Ça me fend le cœur de le voir dans cet état, me glisse Thibault, alors que ses gros bras me pressent contre son torse puissant et chaud.
A moi aussi ça me fend le cœur, il est tellement abimé !
C’est vrai que tu peux passer du temps avec lui ? il me questionne.
Oui, je peux, et j’en ai envie.
Tu t’en sens le courage ?
Je ne sais pas, mais j’ai envie d’essayer.
Il faut être très fort, Nico…
Je sais.
Tu es sûr que ça ne va pas interférer avec tes études ?
Je vais tout faire pour que ça se passe bien. Je pense que mes camarades peuvent m’aider.
Tu es vraiment un chouette gars, Nico.
Toi aussi Thibault, tu es un gars en or.
Ce qui me fait peur, c’est quand il va se retrouver seul à Capbreton. J’ai peur qu’il n’y mette pas tout son cœur, et qu’il ne fasse pas tout ce qu’il faut pour récupérer.
J’aimerais pouvoir être à ses côtés quand il sera là-bas, mais je n’ai aucune idée de comment faire, j’avance.
Si tu es vraiment sûr que tu peux passer du temps avec lui, je te propose quelque chose.
Dis-moi…
Je te paie le séjour à Capbreton. Tu prends une chambre ou un appart là-bas, et je règle tous les frais pendant tout le temps que tu seras à côté de Jé.
Mais Thibault ! je m’exclame, touché pas sa générosité, ému par sa bonté.
Il n’y a pas de « mais ». Si tu es prêt à t’occuper de lui, je peux te faciliter la tâche, et je veux te faciliter la tâche.
Mais je te préviens que ça ne va pas être facile, il ajoute aussitôt. Les jours qui t’attendent ne vont pas être de tout repos. Il est démoli à l’intérieur, et il voit tout en noir. Il va te rendre malade, parce qu’il va très mal. Mais il a besoin de toi, même s’il va toujours prétendre le contraire.
L’admiration et l’immense tendresse inspirées par la grandeur d’esprit que Thibault vient de me montrer une fois de plus, n’ont jamais été si immenses, si fortes à m’en donner des larmes. J’ai envie de lui, j’ai envie de faire l’amour avec lui. J’ai envie de lui offrir tout le plaisir qu’il mérite.

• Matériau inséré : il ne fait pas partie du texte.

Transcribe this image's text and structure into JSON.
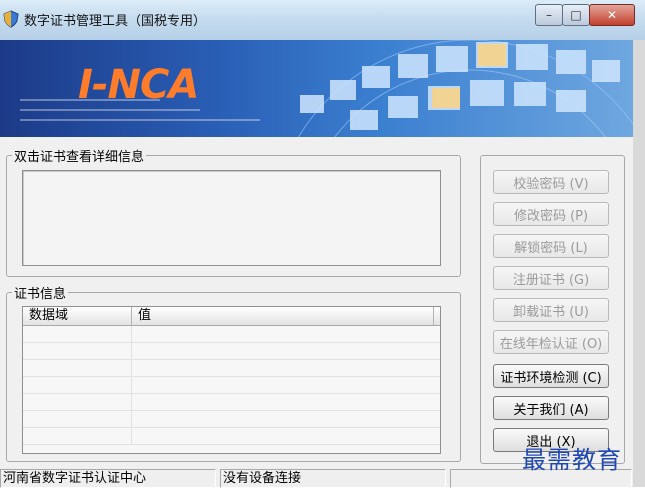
{
  "window": {
    "title": "数字证书管理工具（国税专用）"
  },
  "title_buttons": {
    "minimize": "–",
    "maximize": "□",
    "close": "✕"
  },
  "banner": {
    "logo": "I-NCA"
  },
  "groups": {
    "detail_label": "双击证书查看详细信息",
    "cert_info_label": "证书信息"
  },
  "table": {
    "columns": [
      "数据域",
      "值"
    ],
    "rows": []
  },
  "buttons": [
    {
      "label": "校验密码 (V)",
      "enabled": false
    },
    {
      "label": "修改密码 (P)",
      "enabled": false
    },
    {
      "label": "解锁密码 (L)",
      "enabled": false
    },
    {
      "label": "注册证书 (G)",
      "enabled": false
    },
    {
      "label": "卸载证书 (U)",
      "enabled": false
    },
    {
      "label": "在线年检认证 (O)",
      "enabled": false
    },
    {
      "label": "证书环境检测 (C)",
      "enabled": true
    },
    {
      "label": "关于我们 (A)",
      "enabled": true
    },
    {
      "label": "退出 (X)",
      "enabled": true
    }
  ],
  "status": {
    "org": "河南省数字证书认证中心",
    "device": "没有设备连接",
    "extra": ""
  },
  "watermark": "最需教育"
}
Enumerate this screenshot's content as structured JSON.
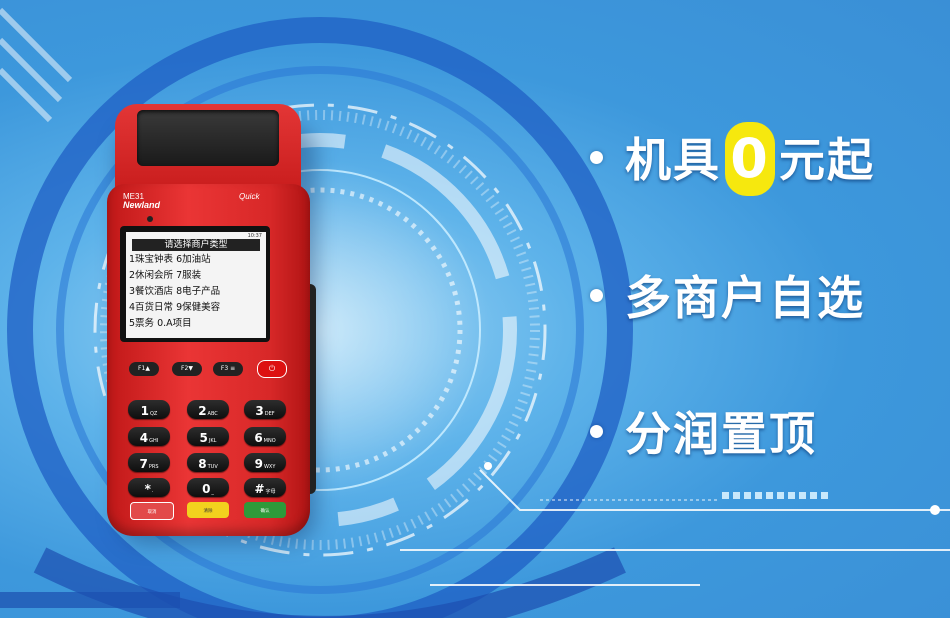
{
  "pos": {
    "model": "ME31",
    "brand": "Newland",
    "quick": "Quick",
    "status_time": "10:37",
    "screen_title": "请选择商户类型",
    "screen_rows": [
      "1珠宝钟表 6加油站",
      "2休闲会所 7服装",
      "3餐饮酒店 8电子产品",
      "4百货日常 9保健美容",
      "5票务      0.A项目"
    ],
    "fkeys": [
      "F1▲",
      "F2▼",
      "F3 ≡"
    ],
    "power_icon": "power-icon",
    "keys": [
      {
        "n": "1",
        "l": "QZ"
      },
      {
        "n": "2",
        "l": "ABC"
      },
      {
        "n": "3",
        "l": "DEF"
      },
      {
        "n": "4",
        "l": "GHI"
      },
      {
        "n": "5",
        "l": "JKL"
      },
      {
        "n": "6",
        "l": "MNO"
      },
      {
        "n": "7",
        "l": "PRS"
      },
      {
        "n": "8",
        "l": "TUV"
      },
      {
        "n": "9",
        "l": "WXY"
      },
      {
        "n": "*",
        "l": "·"
      },
      {
        "n": "0",
        "l": "_"
      },
      {
        "n": "#",
        "l": "字母"
      }
    ],
    "soft_keys": [
      "取消",
      "清除",
      "确认"
    ]
  },
  "features": {
    "line1_before": "机具",
    "line1_zero": "0",
    "line1_after": "元起",
    "line2": "多商户自选",
    "line3": "分润置顶"
  },
  "colors": {
    "background": "#3d98dc",
    "device": "#e02828",
    "accent": "#f6e80e"
  }
}
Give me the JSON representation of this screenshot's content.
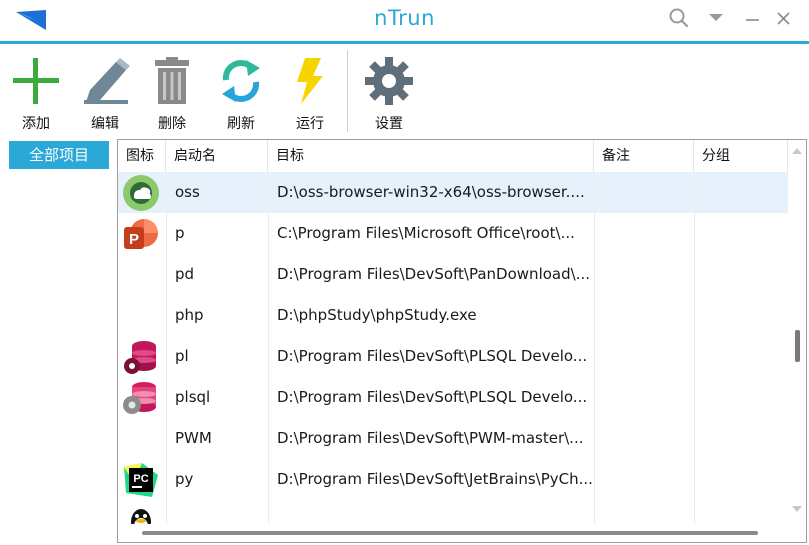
{
  "app": {
    "title": "nTrun",
    "accent_color": "#2aa8d8"
  },
  "window_controls": [
    "search-icon",
    "dropdown-icon",
    "minimize-icon",
    "close-icon"
  ],
  "toolbar": {
    "add_label": "添加",
    "edit_label": "编辑",
    "delete_label": "删除",
    "refresh_label": "刷新",
    "run_label": "运行",
    "settings_label": "设置"
  },
  "sidebar": {
    "categories": [
      {
        "label": "全部项目",
        "selected": true
      }
    ]
  },
  "table": {
    "columns": {
      "icon": "图标",
      "name": "启动名",
      "target": "目标",
      "note": "备注",
      "group": "分组"
    },
    "rows": [
      {
        "icon": "oss-browser-icon",
        "name": "oss",
        "target": "D:\\oss-browser-win32-x64\\oss-browser....",
        "note": "",
        "group": "",
        "selected": true
      },
      {
        "icon": "powerpoint-icon",
        "name": "p",
        "target": "C:\\Program Files\\Microsoft Office\\root\\...",
        "note": "",
        "group": ""
      },
      {
        "icon": "",
        "name": "pd",
        "target": "D:\\Program Files\\DevSoft\\PanDownload\\...",
        "note": "",
        "group": ""
      },
      {
        "icon": "",
        "name": "php",
        "target": "D:\\phpStudy\\phpStudy.exe",
        "note": "",
        "group": ""
      },
      {
        "icon": "database-gear-icon",
        "name": "pl",
        "target": "D:\\Program Files\\DevSoft\\PLSQL Develo...",
        "note": "",
        "group": ""
      },
      {
        "icon": "database-gear-icon",
        "name": "plsql",
        "target": "D:\\Program Files\\DevSoft\\PLSQL Develo...",
        "note": "",
        "group": ""
      },
      {
        "icon": "",
        "name": "PWM",
        "target": "D:\\Program Files\\DevSoft\\PWM-master\\...",
        "note": "",
        "group": ""
      },
      {
        "icon": "pycharm-icon",
        "name": "py",
        "target": "D:\\Program Files\\DevSoft\\JetBrains\\PyCh...",
        "note": "",
        "group": ""
      },
      {
        "icon": "qq-icon",
        "name": "",
        "target": "",
        "note": "",
        "group": ""
      }
    ]
  }
}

J’ai envie de le câliner, j’ai envie d’offrir à cet adorable garçon toute la douceur qu’il mérite. Et putain que je le sais à quel point il les mérite !
Thibault un véritable puits à câlins, un véritable aimant à bisous. Cette nuit, je lui donne toute la tendresse dont il a besoin, qui n’est sans doute qu’une fraction de celle qu’il m’inspire.
Nous savons le désir que nous partageons. Mais cette nuit la présence de l’autre nous suffit pour nous faire nous sentir bien.
Samedi 29 mars 2003.
Thibault et Maxime restent un jour de plus et rentrent à Toulouse dans le week-end. Quant à moi, je reste avec Jérém. Bien qu’il se soit montré assez distant et froid, après notre rapprochement du premier soir, je reste et m’installe chez lui pour quelques jours pour permettre à Maxime de rentrer à Toulouse. La cohabitation ne s’annonce pas vraiment sous les meilleurs auspices. Mais je prends sur moi, et j’essaie de garder un peu d’optimisme quant au fait que ça s’arrange.
J’attends ton RIB, me glisse discrètement Thibault, en me prenant dans ses bras, avant de partir. Et si c’est trop dur, tu m’appelles. Je viendrai vous voir, s’il le faut je ferai l’aller-retour dans la nuit.
Ce garçon est vraiment, vraiment adorable.